Diese drei kommen mit reichlich Verspätung. Das macht aber nichts, schließlich konntet ihr ja schon in momos (linkes Bild) und Ninas (mittleres Bild) Blog etwas über das jeweilige Sockenpaar erfahren. Von mir ist nur noch zu ergänzen, dass beide wunderbar passen und ich sehr glücklich damit bin :) .

Ebenfalls pudelwohl fühle ich mich mit den “Super Soxx” auf dem Bild rechts: die sind zwar von mir selbst, aber deswegen noch lange nicht schlecht ;-) . Nach bewährtem Rezept gestrickt, also 64 M auf 2,5er Bambusnadeln; 2/2-Bündchen, 3/1-Rippe, gerade Käppchenferse, Sternspitze.

Für die Jahreszeit sind momentan alle drei Paare viel zu warm, also lasse ich es mit dem stricken weiterhin sehr gemächlich angehen …

Die vorerst vorletzten Geburtstagssocken sind fertig! Hier sind sie:

Eine weinrote Regia Silk Shine mit dem effektvollen Muster “Yarn over Cable” aus “Sensational Knitted Socks” verstrickt: da kann man nichts falsch machen. 60 M auf 2,5er Bambusnadeln; 1/1-Bündchen; Herzchenferse; stumpfe Bandspitze. Mit diesem Paar bin ich weit vor dem tatsächlichen Termin fertiggeworden, dafür wird das übrige Geburtstagspaar, das ich noch stricken will, nicht rechtzeitig fertig werden. Tja. So kommt’s.
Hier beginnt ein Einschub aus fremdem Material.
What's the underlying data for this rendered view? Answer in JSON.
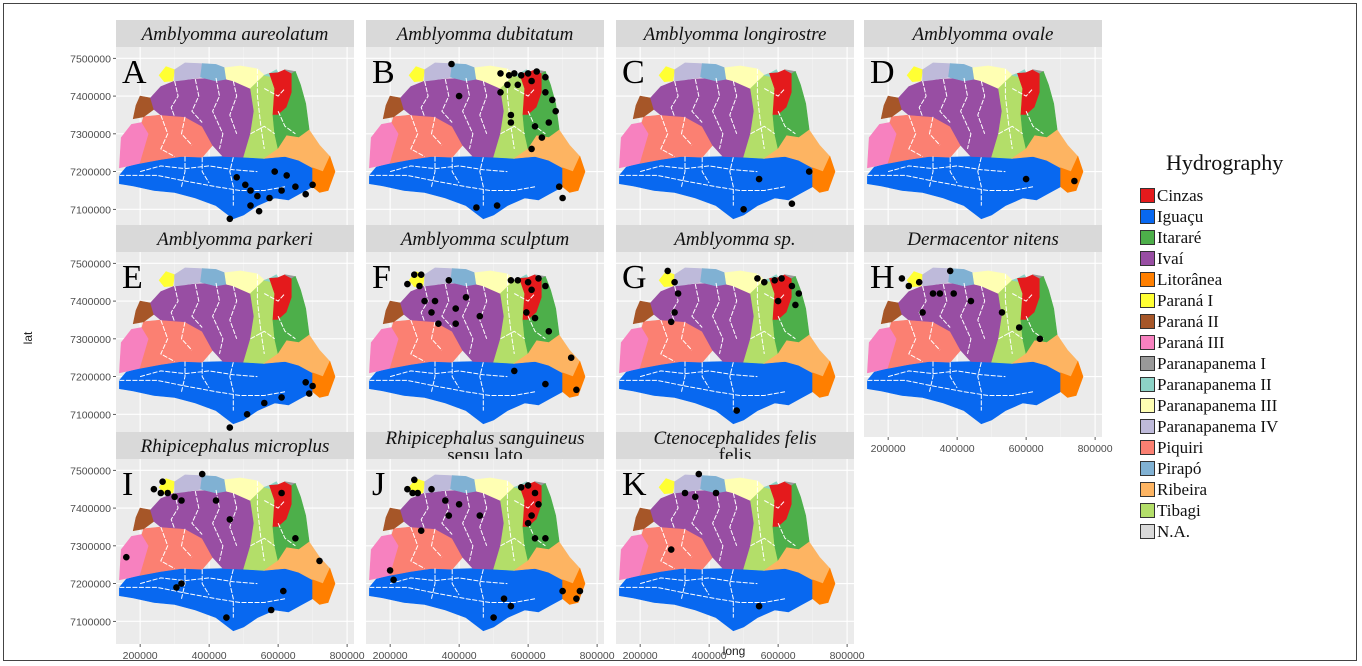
{
  "chart_data": {
    "type": "map",
    "xlabel": "long",
    "ylabel": "lat",
    "x_ticks": [
      "200000",
      "400000",
      "600000",
      "800000"
    ],
    "y_ticks": [
      "7500000",
      "7400000",
      "7300000",
      "7200000",
      "7100000"
    ],
    "xlim": [
      130000,
      820000
    ],
    "ylim": [
      7040000,
      7530000
    ],
    "legend": {
      "title": "Hydrography",
      "position": "right",
      "items": [
        {
          "label": "Cinzas",
          "color": "#E41A1C"
        },
        {
          "label": "Iguaçu",
          "color": "#0868F0"
        },
        {
          "label": "Itararé",
          "color": "#4DAF4A"
        },
        {
          "label": "Ivaí",
          "color": "#984EA3"
        },
        {
          "label": "Litorânea",
          "color": "#FF7F00"
        },
        {
          "label": "Paraná I",
          "color": "#FFFF33"
        },
        {
          "label": "Paraná II",
          "color": "#A65628"
        },
        {
          "label": "Paraná III",
          "color": "#F781BF"
        },
        {
          "label": "Paranapanema I",
          "color": "#999999"
        },
        {
          "label": "Paranapanema II",
          "color": "#8DD3C7"
        },
        {
          "label": "Paranapanema III",
          "color": "#FFFFB3"
        },
        {
          "label": "Paranapanema IV",
          "color": "#BEBADA"
        },
        {
          "label": "Piquiri",
          "color": "#FB8072"
        },
        {
          "label": "Pirapó",
          "color": "#80B1D3"
        },
        {
          "label": "Ribeira",
          "color": "#FDB462"
        },
        {
          "label": "Tibagi",
          "color": "#B3DE69"
        },
        {
          "label": "N.A.",
          "color": "#D9D9D9"
        }
      ]
    },
    "panels": [
      {
        "letter": "A",
        "species": "Amblyomma aureolatum",
        "points": [
          [
            480000,
            7185000
          ],
          [
            505000,
            7165000
          ],
          [
            520000,
            7150000
          ],
          [
            540000,
            7135000
          ],
          [
            575000,
            7130000
          ],
          [
            610000,
            7150000
          ],
          [
            625000,
            7190000
          ],
          [
            650000,
            7160000
          ],
          [
            680000,
            7140000
          ],
          [
            700000,
            7165000
          ],
          [
            520000,
            7110000
          ],
          [
            545000,
            7095000
          ],
          [
            460000,
            7075000
          ],
          [
            590000,
            7200000
          ]
        ]
      },
      {
        "letter": "B",
        "species": "Amblyomma dubitatum",
        "points": [
          [
            378000,
            7485000
          ],
          [
            520000,
            7460000
          ],
          [
            545000,
            7455000
          ],
          [
            560000,
            7460000
          ],
          [
            580000,
            7455000
          ],
          [
            600000,
            7460000
          ],
          [
            625000,
            7465000
          ],
          [
            650000,
            7450000
          ],
          [
            610000,
            7440000
          ],
          [
            570000,
            7430000
          ],
          [
            540000,
            7430000
          ],
          [
            520000,
            7410000
          ],
          [
            650000,
            7410000
          ],
          [
            670000,
            7390000
          ],
          [
            680000,
            7360000
          ],
          [
            660000,
            7330000
          ],
          [
            620000,
            7320000
          ],
          [
            640000,
            7290000
          ],
          [
            610000,
            7260000
          ],
          [
            550000,
            7350000
          ],
          [
            550000,
            7330000
          ],
          [
            400000,
            7400000
          ],
          [
            690000,
            7160000
          ],
          [
            700000,
            7130000
          ],
          [
            510000,
            7110000
          ],
          [
            450000,
            7105000
          ]
        ]
      },
      {
        "letter": "C",
        "species": "Amblyomma longirostre",
        "points": [
          [
            690000,
            7200000
          ],
          [
            545000,
            7180000
          ],
          [
            640000,
            7115000
          ],
          [
            500000,
            7100000
          ]
        ]
      },
      {
        "letter": "D",
        "species": "Amblyomma ovale",
        "points": [
          [
            600000,
            7180000
          ],
          [
            740000,
            7175000
          ]
        ]
      },
      {
        "letter": "E",
        "species": "Amblyomma parkeri",
        "points": [
          [
            680000,
            7185000
          ],
          [
            700000,
            7175000
          ],
          [
            690000,
            7155000
          ],
          [
            610000,
            7145000
          ],
          [
            560000,
            7130000
          ],
          [
            510000,
            7100000
          ],
          [
            460000,
            7065000
          ]
        ]
      },
      {
        "letter": "F",
        "species": "Amblyomma sculptum",
        "points": [
          [
            250000,
            7445000
          ],
          [
            270000,
            7470000
          ],
          [
            290000,
            7470000
          ],
          [
            285000,
            7440000
          ],
          [
            370000,
            7455000
          ],
          [
            300000,
            7400000
          ],
          [
            330000,
            7400000
          ],
          [
            320000,
            7370000
          ],
          [
            340000,
            7340000
          ],
          [
            390000,
            7380000
          ],
          [
            390000,
            7340000
          ],
          [
            420000,
            7410000
          ],
          [
            460000,
            7360000
          ],
          [
            550000,
            7455000
          ],
          [
            570000,
            7455000
          ],
          [
            600000,
            7450000
          ],
          [
            630000,
            7460000
          ],
          [
            650000,
            7440000
          ],
          [
            610000,
            7430000
          ],
          [
            595000,
            7370000
          ],
          [
            620000,
            7355000
          ],
          [
            660000,
            7320000
          ],
          [
            560000,
            7215000
          ],
          [
            725000,
            7250000
          ],
          [
            740000,
            7165000
          ],
          [
            650000,
            7180000
          ]
        ]
      },
      {
        "letter": "G",
        "species": "Amblyomma sp.",
        "points": [
          [
            280000,
            7480000
          ],
          [
            300000,
            7450000
          ],
          [
            310000,
            7420000
          ],
          [
            300000,
            7370000
          ],
          [
            290000,
            7345000
          ],
          [
            540000,
            7460000
          ],
          [
            560000,
            7450000
          ],
          [
            590000,
            7455000
          ],
          [
            610000,
            7460000
          ],
          [
            640000,
            7440000
          ],
          [
            660000,
            7420000
          ],
          [
            600000,
            7400000
          ],
          [
            650000,
            7390000
          ],
          [
            480000,
            7110000
          ]
        ]
      },
      {
        "letter": "H",
        "species": "Dermacentor nitens",
        "points": [
          [
            240000,
            7460000
          ],
          [
            260000,
            7440000
          ],
          [
            290000,
            7450000
          ],
          [
            380000,
            7480000
          ],
          [
            330000,
            7420000
          ],
          [
            350000,
            7420000
          ],
          [
            390000,
            7420000
          ],
          [
            440000,
            7400000
          ],
          [
            530000,
            7370000
          ],
          [
            580000,
            7330000
          ],
          [
            640000,
            7300000
          ],
          [
            300000,
            7370000
          ]
        ]
      },
      {
        "letter": "I",
        "species": "Rhipicephalus microplus",
        "points": [
          [
            265000,
            7470000
          ],
          [
            380000,
            7490000
          ],
          [
            240000,
            7450000
          ],
          [
            260000,
            7440000
          ],
          [
            280000,
            7440000
          ],
          [
            300000,
            7430000
          ],
          [
            320000,
            7420000
          ],
          [
            420000,
            7420000
          ],
          [
            460000,
            7370000
          ],
          [
            610000,
            7440000
          ],
          [
            650000,
            7320000
          ],
          [
            720000,
            7260000
          ],
          [
            615000,
            7180000
          ],
          [
            580000,
            7130000
          ],
          [
            450000,
            7110000
          ],
          [
            320000,
            7200000
          ],
          [
            305000,
            7190000
          ],
          [
            160000,
            7270000
          ]
        ]
      },
      {
        "letter": "J",
        "species": "Rhipicephalus sanguineus sensu lato",
        "points": [
          [
            270000,
            7475000
          ],
          [
            250000,
            7450000
          ],
          [
            265000,
            7440000
          ],
          [
            280000,
            7440000
          ],
          [
            320000,
            7450000
          ],
          [
            360000,
            7420000
          ],
          [
            400000,
            7410000
          ],
          [
            370000,
            7380000
          ],
          [
            460000,
            7380000
          ],
          [
            290000,
            7340000
          ],
          [
            580000,
            7455000
          ],
          [
            600000,
            7460000
          ],
          [
            620000,
            7440000
          ],
          [
            630000,
            7410000
          ],
          [
            610000,
            7380000
          ],
          [
            600000,
            7360000
          ],
          [
            620000,
            7320000
          ],
          [
            650000,
            7320000
          ],
          [
            200000,
            7235000
          ],
          [
            210000,
            7210000
          ],
          [
            530000,
            7160000
          ],
          [
            550000,
            7140000
          ],
          [
            500000,
            7110000
          ],
          [
            700000,
            7180000
          ],
          [
            750000,
            7180000
          ],
          [
            740000,
            7160000
          ]
        ]
      },
      {
        "letter": "K",
        "species": "Ctenocephalides felis felis",
        "points": [
          [
            370000,
            7490000
          ],
          [
            330000,
            7440000
          ],
          [
            360000,
            7430000
          ],
          [
            420000,
            7440000
          ],
          [
            290000,
            7290000
          ],
          [
            545000,
            7140000
          ]
        ]
      }
    ]
  }
}
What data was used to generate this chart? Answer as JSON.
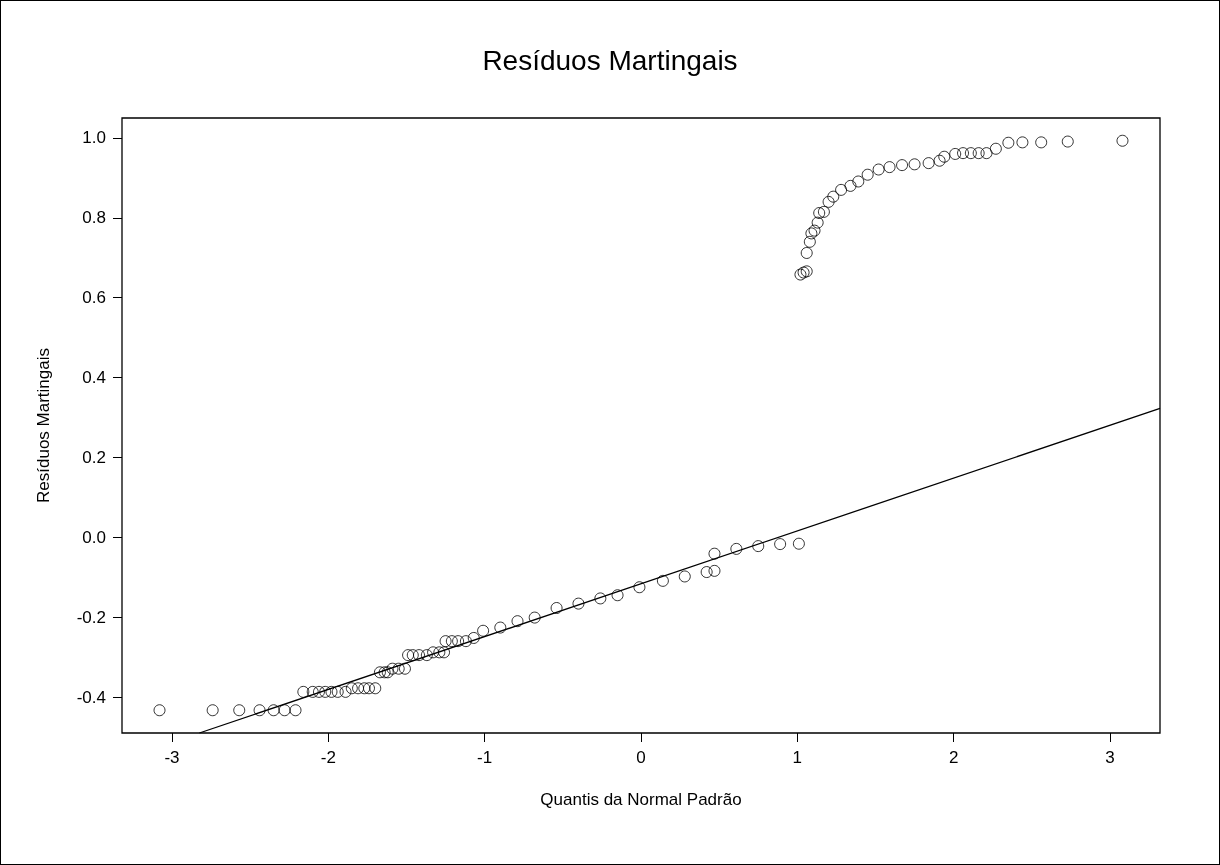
{
  "chart_data": {
    "type": "scatter",
    "title": "Resíduos Martingais",
    "xlabel": "Quantis da Normal Padrão",
    "ylabel": "Resíduos Martingais",
    "marker": "circle",
    "grid": false,
    "xlim": [
      -3.32,
      3.32
    ],
    "ylim": [
      -0.49,
      1.05
    ],
    "xticks": [
      -3,
      -2,
      -1,
      0,
      1,
      2,
      3
    ],
    "yticks": [
      -0.4,
      -0.2,
      {
        "value": 0,
        "label": "0.0"
      },
      0.2,
      0.4,
      0.6,
      0.8,
      {
        "value": 1,
        "label": "1.0"
      }
    ],
    "series": [
      {
        "color": "#000000",
        "x": [
          -3.08,
          -2.74,
          -2.57,
          -2.44,
          -2.35,
          -2.28,
          -2.21,
          -2.16,
          -2.1,
          -2.06,
          -2.02,
          -1.98,
          -1.94,
          -1.89,
          -1.85,
          -1.81,
          -1.77,
          -1.74,
          -1.7,
          -1.67,
          -1.64,
          -1.62,
          -1.59,
          -1.55,
          -1.51,
          -1.49,
          -1.46,
          -1.42,
          -1.37,
          -1.33,
          -1.29,
          -1.26,
          -1.25,
          -1.21,
          -1.17,
          -1.12,
          -1.07,
          -1.01,
          -0.9,
          -0.79,
          -0.68,
          -0.54,
          -0.4,
          -0.26,
          -0.15,
          -0.01,
          0.14,
          0.28,
          0.42,
          0.47,
          0.47,
          0.61,
          0.75,
          0.89,
          1.01,
          1.02,
          1.04,
          1.06,
          1.06,
          1.08,
          1.09,
          1.11,
          1.13,
          1.14,
          1.17,
          1.2,
          1.23,
          1.28,
          1.34,
          1.39,
          1.45,
          1.52,
          1.59,
          1.67,
          1.75,
          1.84,
          1.91,
          1.94,
          2.01,
          2.06,
          2.11,
          2.16,
          2.21,
          2.27,
          2.35,
          2.44,
          2.56,
          2.73,
          3.08
        ],
        "values": [
          -0.433,
          -0.433,
          -0.433,
          -0.433,
          -0.433,
          -0.433,
          -0.433,
          -0.387,
          -0.387,
          -0.387,
          -0.387,
          -0.387,
          -0.387,
          -0.387,
          -0.378,
          -0.378,
          -0.378,
          -0.378,
          -0.378,
          -0.338,
          -0.338,
          -0.338,
          -0.329,
          -0.329,
          -0.329,
          -0.295,
          -0.295,
          -0.295,
          -0.295,
          -0.288,
          -0.288,
          -0.288,
          -0.26,
          -0.26,
          -0.26,
          -0.26,
          -0.252,
          -0.234,
          -0.226,
          -0.21,
          -0.201,
          -0.177,
          -0.166,
          -0.153,
          -0.145,
          -0.125,
          -0.109,
          -0.098,
          -0.087,
          -0.084,
          -0.041,
          -0.029,
          -0.022,
          -0.017,
          -0.016,
          0.658,
          0.663,
          0.666,
          0.712,
          0.74,
          0.761,
          0.768,
          0.788,
          0.812,
          0.815,
          0.84,
          0.853,
          0.87,
          0.88,
          0.891,
          0.908,
          0.921,
          0.927,
          0.932,
          0.934,
          0.937,
          0.943,
          0.953,
          0.96,
          0.962,
          0.962,
          0.962,
          0.962,
          0.973,
          0.988,
          0.989,
          0.989,
          0.991,
          0.993
        ]
      },
      {
        "type": "line",
        "color": "#000000",
        "marker": "none",
        "x": [
          -2.825,
          3.32
        ],
        "values": [
          -0.49,
          0.323
        ]
      }
    ]
  }
}
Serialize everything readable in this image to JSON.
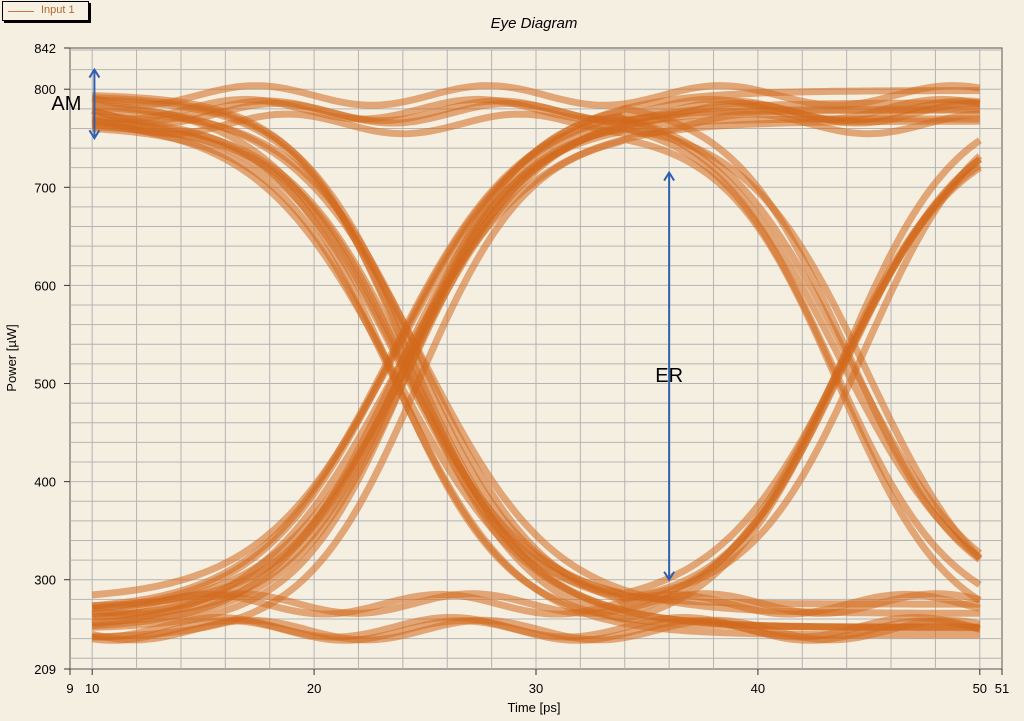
{
  "legend": {
    "entry": "Input 1"
  },
  "chart_data": {
    "type": "line",
    "title": "Eye Diagram",
    "xlabel": "Time [ps]",
    "ylabel": "Power [µW]",
    "xlim": [
      9,
      51
    ],
    "ylim": [
      209,
      842
    ],
    "x_ticks": [
      9,
      10,
      20,
      30,
      40,
      50,
      51
    ],
    "y_ticks": [
      209,
      300,
      400,
      500,
      600,
      700,
      800,
      842
    ],
    "grid": true,
    "series": [
      {
        "name": "Input 1",
        "color": "#d2691e",
        "level_one": 780,
        "level_zero": 260,
        "crossing_times": [
          24.2,
          44.2
        ],
        "crossing_level": 480
      }
    ],
    "annotations": [
      {
        "text": "AM",
        "x": 10.1,
        "y1": 750,
        "y2": 820
      },
      {
        "text": "ER",
        "x": 36,
        "y1": 300,
        "y2": 715
      }
    ]
  }
}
Manchmal kriege ich Dinge einfach zu spät mit …

Inzwischen ist der Queen of Cups eine Ferse gewachsen, guckt mal:

Bei der kontemplativen Strickweise hier brauche ich mir wenigstens keine Sorgen um Fehleranfälligkeit zu machen :) .

Ein weiterer Grund, warum es bei mir zur Zeit etwas langsamer zugeht, ist das hier:

Was mag das wohl sein? ;-)

Es ist jedesmal eine rechte Zitterpartie, wenn man Socken für jemand anders strickt, insbesondere wenn man außer einer mehr oder weniger genauen Größenangabe rein gar nichts von der zu beschenkenden Person weiß. Hat man dann das fertige Sockenpaar vor sich liegen, gehen die Zweifel erst richtig los: Sind die nicht zu lang? Zu weit? Schnüren sie hier oder da nicht ein? Ist der Anschlag elastisch genug? Und so weiter und so fort. So geschehen erst vor kurzem wieder, bei diesem Paar:

Wapiti hat sie sich verdient, als sie der Lösung meiner Suchbild-Rätselfrage am nächsten kam. Also strickte ich: 64 M auf 2,5er Rosenholznadeln; Bündchen 2/2; das Muster auf Schaft und Fußrücken ist “Shadow Rib” aus der “little box of Socks”. Zum Beginn der (runden) Ferse bin ich auf zwei 60-cm-Rundnadeln von Knit Picks Harmony Wood (ebenfalls in der Nadelstärke 2,5 mm) umgestiegen; zur Sternspitze kam dann wieder das Nadelspiel zum Zuge.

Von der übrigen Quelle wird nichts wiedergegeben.